À une certaine époque, prédire le gagnant du Super Bowl était à peu près aussi facile que d’épeler le mot touché. En fait, entre la victoire de 35-31 des Steelers de Pittsburgh contre les Cowboys de Dallas en janvier 1980 et celle de 20-17 des Patriots de la Nouvelle-Angleterre aux dépens des Rams de St. Louis en février 2002, il n’y a eu qu’une poignée de matchs serrés.

Dans les 22 Super Bowls entre les deux mentionnés ci-dessus, 17 se sont terminés par un écart d’au moins 10 points, et la marge a souvent été beaucoup plus grande. Les 22 équipes championnes ont totalisé 761 points, alors que les équipes finalistes n’en ont marqué que 361. Une différence de 400 points et un écart médian de 18 par match… Zzzzzzzz.
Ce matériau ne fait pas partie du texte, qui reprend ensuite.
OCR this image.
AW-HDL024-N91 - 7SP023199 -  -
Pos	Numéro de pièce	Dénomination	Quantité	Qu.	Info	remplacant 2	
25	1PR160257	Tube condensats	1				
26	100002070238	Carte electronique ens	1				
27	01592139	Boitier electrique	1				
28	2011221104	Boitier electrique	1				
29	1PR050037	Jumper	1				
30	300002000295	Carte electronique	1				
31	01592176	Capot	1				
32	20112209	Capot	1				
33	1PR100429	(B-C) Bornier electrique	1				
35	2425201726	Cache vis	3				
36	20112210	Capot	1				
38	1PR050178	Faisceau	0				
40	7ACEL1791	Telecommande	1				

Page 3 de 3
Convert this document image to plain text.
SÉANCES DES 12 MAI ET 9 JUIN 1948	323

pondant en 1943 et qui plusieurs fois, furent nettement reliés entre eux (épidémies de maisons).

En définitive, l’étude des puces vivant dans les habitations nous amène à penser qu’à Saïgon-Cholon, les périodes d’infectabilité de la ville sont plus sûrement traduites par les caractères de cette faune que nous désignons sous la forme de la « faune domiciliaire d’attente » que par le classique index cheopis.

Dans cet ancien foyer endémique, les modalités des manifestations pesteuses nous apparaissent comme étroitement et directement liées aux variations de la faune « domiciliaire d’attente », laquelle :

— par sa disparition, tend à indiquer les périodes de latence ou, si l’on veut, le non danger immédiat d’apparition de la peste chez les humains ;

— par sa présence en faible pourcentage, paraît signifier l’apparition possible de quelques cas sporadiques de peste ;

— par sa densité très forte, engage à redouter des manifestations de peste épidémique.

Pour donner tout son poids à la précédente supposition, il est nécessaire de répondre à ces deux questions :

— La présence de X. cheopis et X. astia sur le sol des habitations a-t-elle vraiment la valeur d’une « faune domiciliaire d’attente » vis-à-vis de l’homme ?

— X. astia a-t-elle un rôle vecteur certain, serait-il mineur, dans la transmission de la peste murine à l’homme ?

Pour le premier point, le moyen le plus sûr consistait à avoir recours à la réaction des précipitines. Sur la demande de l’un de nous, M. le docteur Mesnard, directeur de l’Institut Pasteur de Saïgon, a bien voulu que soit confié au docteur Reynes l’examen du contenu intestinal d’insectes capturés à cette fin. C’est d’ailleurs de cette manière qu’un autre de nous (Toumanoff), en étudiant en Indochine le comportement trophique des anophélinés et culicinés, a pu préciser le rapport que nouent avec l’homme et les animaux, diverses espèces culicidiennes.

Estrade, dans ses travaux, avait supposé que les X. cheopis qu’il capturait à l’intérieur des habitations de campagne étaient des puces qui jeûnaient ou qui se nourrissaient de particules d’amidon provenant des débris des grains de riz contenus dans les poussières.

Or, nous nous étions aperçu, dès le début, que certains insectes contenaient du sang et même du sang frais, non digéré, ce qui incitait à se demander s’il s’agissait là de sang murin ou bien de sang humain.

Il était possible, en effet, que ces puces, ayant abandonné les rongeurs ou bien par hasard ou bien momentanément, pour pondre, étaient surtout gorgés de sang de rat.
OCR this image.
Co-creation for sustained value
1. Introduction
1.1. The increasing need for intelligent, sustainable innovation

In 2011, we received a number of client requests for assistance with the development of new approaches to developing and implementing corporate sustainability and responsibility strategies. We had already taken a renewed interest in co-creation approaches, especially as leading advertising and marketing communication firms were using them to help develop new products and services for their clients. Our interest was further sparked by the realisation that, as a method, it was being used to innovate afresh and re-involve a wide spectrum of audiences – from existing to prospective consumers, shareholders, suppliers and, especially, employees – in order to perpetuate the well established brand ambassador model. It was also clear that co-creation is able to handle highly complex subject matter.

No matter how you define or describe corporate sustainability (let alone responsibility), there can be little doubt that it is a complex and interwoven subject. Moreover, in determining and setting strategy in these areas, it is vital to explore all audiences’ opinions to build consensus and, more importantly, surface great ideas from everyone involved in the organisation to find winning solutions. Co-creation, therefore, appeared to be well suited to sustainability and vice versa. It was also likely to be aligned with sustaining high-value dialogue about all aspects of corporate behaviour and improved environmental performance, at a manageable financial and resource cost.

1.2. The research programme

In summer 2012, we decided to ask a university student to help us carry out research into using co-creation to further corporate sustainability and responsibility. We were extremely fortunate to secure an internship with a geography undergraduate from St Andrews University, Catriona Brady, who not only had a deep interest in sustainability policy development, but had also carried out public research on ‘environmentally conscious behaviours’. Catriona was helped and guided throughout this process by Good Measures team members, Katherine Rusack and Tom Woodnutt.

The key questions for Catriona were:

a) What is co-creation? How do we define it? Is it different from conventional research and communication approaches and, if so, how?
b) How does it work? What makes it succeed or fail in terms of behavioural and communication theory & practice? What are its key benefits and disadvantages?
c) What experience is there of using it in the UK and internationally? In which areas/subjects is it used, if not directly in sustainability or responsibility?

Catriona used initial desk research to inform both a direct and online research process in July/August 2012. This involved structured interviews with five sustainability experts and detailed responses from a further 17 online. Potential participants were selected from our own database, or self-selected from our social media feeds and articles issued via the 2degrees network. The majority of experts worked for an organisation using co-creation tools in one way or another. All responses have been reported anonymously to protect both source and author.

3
Les temps ont changé, au grand plaisir des millions de personnes qui regardent la classique annuelle, et il est de plus en plus difficile de départager les équipes finalistes. Lorsqu’il faut se prononcer et donner sa prédiction à ses fidèles lectrices et lecteurs, ça complique les choses.

Au cours de la première semaine depuis les finales de conférence, je penchais du côté des Bengals. Insouciants, le vent en poupe et rien à perdre… sauf le Super Bowl, mais vous comprenez ce que je veux dire.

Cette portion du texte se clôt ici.